This is a very traditional soup served at Greek Easter after midnight mass to break the Easter fast of Lent. I added a wholefoods spin to my parents’ traditional recipe by soaking the rice (to learn why this is important read this earlier post here) and ensuring that I purchase a certified organic or at the very least a pastured chicken that is not fed GMO grains.
This is the only time I make a chicken stock (or broth) with a whole chicken. Usually I make a chicken broth using chicken bones only as set out in my online bone broth workshop which you can check out here.
I love this soup so much not only because of the fond memories it evokes but because of its innocent and comforting flavour. There’s only a handful of ingredients but the trick is all in the technique to make it frothy and creamy without the eggs curdling.
This is my daughters favourite soup and I hope that she will pass down the recipe to her children and many generations ahead.
This soup is traditionally served with Greek Cypriot Flaounes. Between these 2 recipes, your wholefoods Greek Easter is sorted. I hope you enjoy these recipes as much as I do and please tag me in your posts (@staraniseorganic) so I can see your creations.
1 cup white rice
1 whole organic or pastured chicken
3 pastured eggs
2 teaspoons unrefined salt plus extra for seasoning chicken meat
2 tablespoons lemon juice plus extra for seasoning chicken meat
Soak 1 cup rice in 2 cups of water overnight then strain and rinse.
Place 1 whole chicken in a large saucepan and add 1.5L waters. If whole chicken doesn’t fit into your saucepan cut it in half with a sharp knife.
Cover, bring to a boil (this takes approx. 10 minutes) then slow simmer for 3 hours (you can slow simmer for longer e.g. 6 hours but be sure that the heat is very low so that not much if any of the liquid evaporates). The result should be a beautiful chicken stock. Strain the stock into a large bowl (while keeping the chicken in the saucepan, covered, to stay warm).
Add rice to a small saucepan and add 2 cups of the strained stock. Cover, bring to the boil then simmer until rice is cooked through and the stock has been absorbed, stirring occasionally.
Beat eggs well until frothy with hand held blender.
Add 1 cup of stock in a smaller bowl and very slowly pour in the eggs mixing with a stick blender. Add this egg/stock mixture into the large bowl of stock and mix again with the stick blender until the mixture is frothy on the top. Add in the rice, lemon juice, salt and cracked pepper and stir well to combine.

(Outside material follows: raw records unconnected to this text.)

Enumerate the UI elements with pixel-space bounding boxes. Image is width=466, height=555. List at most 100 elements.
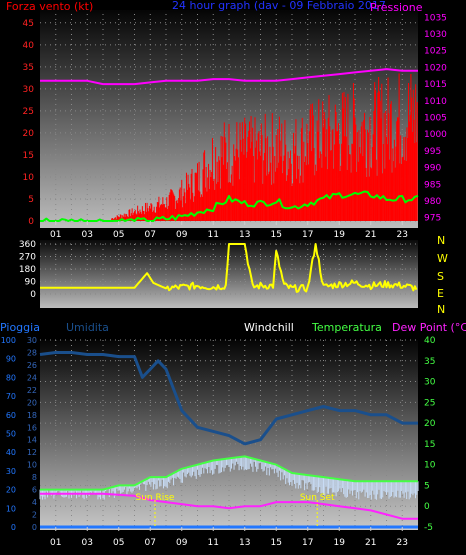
y-tick-label-direction: 360 [19, 240, 36, 250]
y-tick-label-wind: 0 [28, 217, 34, 227]
y-tick-label-wind: 35 [23, 63, 34, 73]
sun-marker-label: Sun Set [300, 493, 335, 503]
x-tick-label: 15 [271, 230, 282, 240]
legend-rain: Pioggia [0, 321, 40, 334]
y-tick-label-pressure: 985 [424, 180, 441, 190]
y-tick-label-rain: 50 [6, 430, 16, 439]
y-tick-label-wind: 25 [23, 107, 34, 117]
direction-compass-label: S [437, 270, 444, 283]
y-tick-label-temperature: 40 [424, 336, 436, 346]
x-tick-label: 21 [365, 538, 376, 548]
temperature-line [40, 455, 418, 491]
y-tick-label-humidity: 14 [27, 436, 37, 445]
x-tick-label: 11 [208, 538, 219, 548]
y-tick-label-humidity: 24 [27, 373, 37, 382]
wind-axis-label: Forza vento (kt) [6, 0, 93, 13]
y-tick-label-humidity: 26 [27, 361, 37, 370]
y-tick-label-temperature: 5 [424, 481, 430, 491]
x-tick-label: 13 [239, 230, 250, 240]
y-tick-label-temperature: 30 [424, 378, 436, 388]
x-tick-label: 23 [397, 230, 408, 240]
pressure-axis-label: Pressione [370, 1, 423, 14]
x-tick-label: 05 [113, 230, 124, 240]
y-tick-label-direction: 0 [30, 290, 36, 300]
x-tick-label: 07 [145, 538, 156, 548]
x-tick-label: 15 [271, 538, 282, 548]
y-tick-label-rain: 20 [6, 486, 16, 495]
x-tick-label: 09 [176, 230, 188, 240]
y-tick-label-pressure: 1000 [424, 130, 447, 140]
x-tick-label: 03 [82, 538, 93, 548]
y-tick-label-humidity: 2 [32, 511, 37, 520]
y-tick-label-humidity: 10 [27, 461, 37, 470]
y-tick-label-rain: 100 [1, 336, 16, 345]
y-tick-label-humidity: 22 [27, 386, 37, 395]
y-tick-label-wind: 15 [23, 151, 34, 161]
y-tick-label-rain: 10 [6, 504, 16, 513]
y-tick-label-pressure: 1005 [424, 114, 447, 124]
x-tick-label: 13 [239, 538, 250, 548]
x-tick-label: 17 [302, 538, 313, 548]
dewpoint-line [40, 492, 418, 520]
x-tick-label: 07 [145, 230, 156, 240]
legend-windchill: Windchill [244, 321, 294, 334]
y-tick-label-humidity: 30 [27, 336, 37, 345]
chart-title: 24 hour graph (dav - 09 Febbraio 2017 [172, 0, 386, 12]
y-tick-label-rain: 80 [6, 373, 16, 382]
sun-marker-label: Sun Rise [135, 493, 174, 503]
y-tick-label-pressure: 990 [424, 164, 441, 174]
x-tick-label: 03 [82, 230, 93, 240]
y-tick-label-humidity: 4 [32, 498, 37, 507]
y-tick-label-humidity: 20 [27, 398, 37, 407]
y-tick-label-temperature: 10 [424, 461, 436, 471]
direction-compass-label: N [437, 303, 445, 316]
legend-temperature: Temperatura [311, 321, 382, 334]
y-tick-label-humidity: 16 [27, 423, 37, 432]
direction-compass-label: W [437, 252, 448, 265]
y-tick-label-rain: 30 [6, 467, 16, 476]
x-tick-label: 21 [365, 230, 376, 240]
y-tick-label-humidity: 0 [32, 523, 37, 532]
y-tick-label-temperature: 15 [424, 440, 435, 450]
y-tick-label-pressure: 995 [424, 147, 441, 157]
y-tick-label-pressure: 1030 [424, 30, 447, 40]
x-tick-label: 05 [113, 538, 124, 548]
wind-direction-line [40, 243, 418, 293]
y-tick-label-rain: 0 [11, 523, 16, 532]
legend-humidity: Umidita [66, 321, 109, 334]
y-tick-label-temperature: 0 [424, 502, 430, 512]
y-tick-label-direction: 90 [25, 278, 37, 288]
y-tick-label-humidity: 28 [27, 348, 37, 357]
y-tick-label-pressure: 1020 [424, 63, 447, 73]
y-tick-label-wind: 20 [23, 129, 35, 139]
humidity-line [39, 351, 418, 446]
y-tick-label-pressure: 1035 [424, 13, 447, 23]
y-tick-label-direction: 270 [19, 253, 36, 263]
y-tick-label-pressure: 975 [424, 214, 441, 224]
y-tick-label-wind: 30 [23, 85, 35, 95]
wind-avg-line [40, 190, 419, 222]
legend-dewpoint: Dew Point (°C) [392, 321, 466, 334]
x-tick-label: 09 [176, 538, 188, 548]
y-tick-label-wind: 45 [23, 19, 34, 29]
y-tick-label-pressure: 1015 [424, 80, 447, 90]
y-tick-label-temperature: 20 [424, 419, 436, 429]
x-tick-label: 01 [50, 538, 61, 548]
y-tick-label-humidity: 8 [32, 473, 37, 482]
y-tick-label-pressure: 1010 [424, 97, 447, 107]
y-tick-label-humidity: 12 [27, 448, 37, 457]
y-tick-label-temperature: -5 [424, 523, 433, 533]
y-tick-label-wind: 5 [28, 195, 34, 205]
direction-compass-label: E [437, 287, 444, 300]
x-tick-label: 19 [334, 538, 346, 548]
y-tick-label-humidity: 6 [32, 486, 37, 495]
y-tick-label-direction: 180 [19, 265, 36, 275]
y-tick-label-rain: 40 [6, 448, 16, 457]
y-tick-label-wind: 40 [23, 41, 35, 51]
x-tick-label: 17 [302, 230, 313, 240]
y-tick-label-pressure: 980 [424, 197, 441, 207]
x-tick-label: 23 [397, 538, 408, 548]
pressure-line [40, 68, 418, 86]
x-tick-label: 01 [50, 230, 61, 240]
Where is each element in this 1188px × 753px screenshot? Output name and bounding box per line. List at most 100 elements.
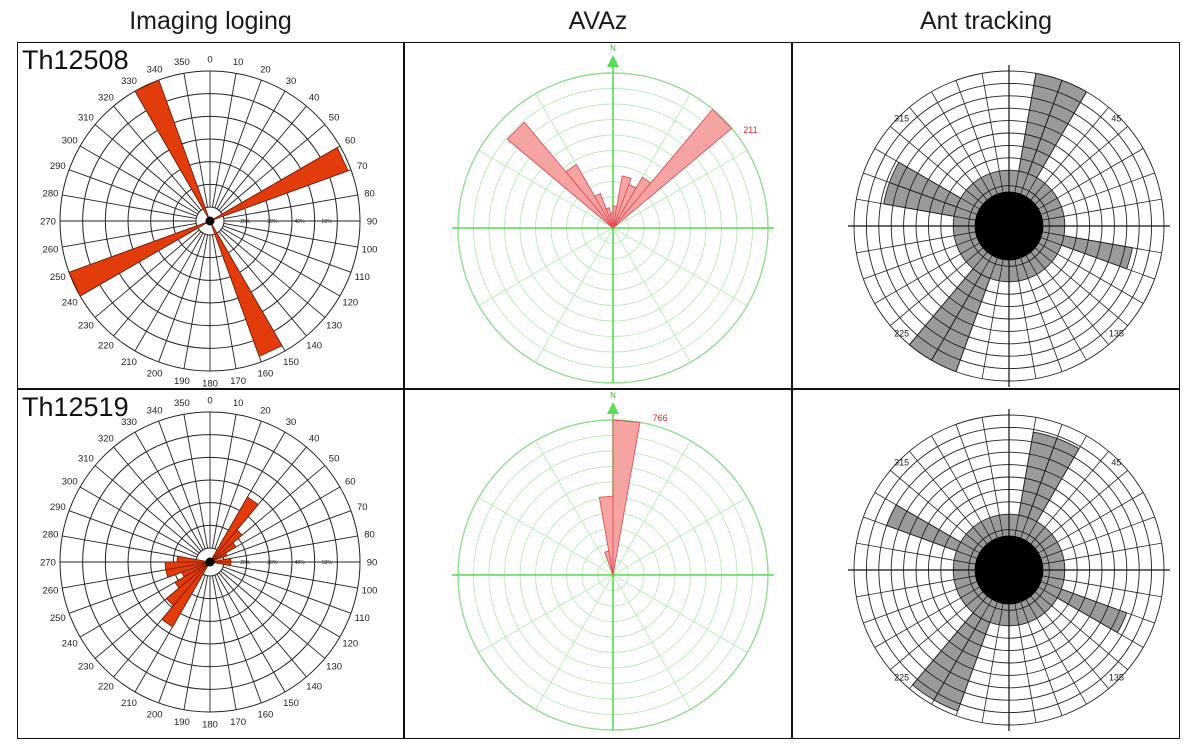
grid-spoke [183,575,209,710]
radial-label: 30% [267,219,278,225]
rose-petal [209,496,259,563]
grid-spoke [158,234,206,363]
angle-label: 260 [43,586,59,597]
angle-label: 290 [50,161,66,172]
angle-label: 220 [98,682,114,693]
grid-spoke [981,73,1005,201]
grid-spoke [134,431,204,551]
radial-label: 50% [322,560,333,566]
grid-spoke [214,575,262,704]
grid-divider [403,43,405,738]
grid-spoke [216,573,286,693]
grid-spoke [183,73,209,208]
angle-label: 290 [50,502,66,513]
grid-spoke [223,563,358,589]
angle-label: 150 [283,698,299,709]
north-arrow [607,402,619,414]
angle-label: 280 [43,529,59,540]
angle-label: 135 [1109,328,1124,338]
avaz-cell-th12508: N 211 [405,43,791,388]
grid-spoke [1025,589,1109,689]
grid-spoke [1028,470,1128,554]
angle-label: 10 [233,57,244,68]
angle-label: 90 [367,217,378,228]
grid-spoke [211,234,237,369]
grid-spoke [223,535,358,561]
grid-spoke [1021,248,1087,361]
grid-spoke [955,594,1001,716]
column-header-imaging: Imaging loging [129,7,292,35]
grid-spoke [535,574,614,710]
column-header-avaz: AVAz [568,7,628,35]
angle-label: 320 [98,92,114,103]
grid-spoke [955,424,1001,546]
grid-divider [18,388,1179,390]
angle-label: 330 [121,417,137,428]
angle-label: 100 [362,245,378,256]
rose-petal [209,220,283,357]
angle-label: 120 [342,639,358,650]
angle-label: 350 [174,398,190,409]
imaging-cell-th12519: Th12519 0 10 20 30 40 50 60 70 80 90 100 110 120 130 1… [18,390,403,738]
angle-label: 190 [174,717,190,728]
grid-spoke [890,126,990,210]
grid-spoke [909,107,993,207]
radial-label: 50% [322,219,333,225]
grid-spoke [874,238,987,304]
grid-spoke [1013,73,1037,201]
grid-spoke [981,251,1005,379]
angle-label: 315 [894,114,909,124]
angle-label: 220 [98,341,114,352]
grid-spoke [863,172,985,218]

Place the chicken a platter, roughly breaking it up into pieces (you can try to remove as many of the bones as you can at this point). Season the chicken with additional salt, pepper and lemon juice to taste.
Ladle the soup into bowls. Serve with the chicken either on a side plate or added into the soup.
Serves 6 as a main or 8 as an entrée. It is likely you will have some chicken left over.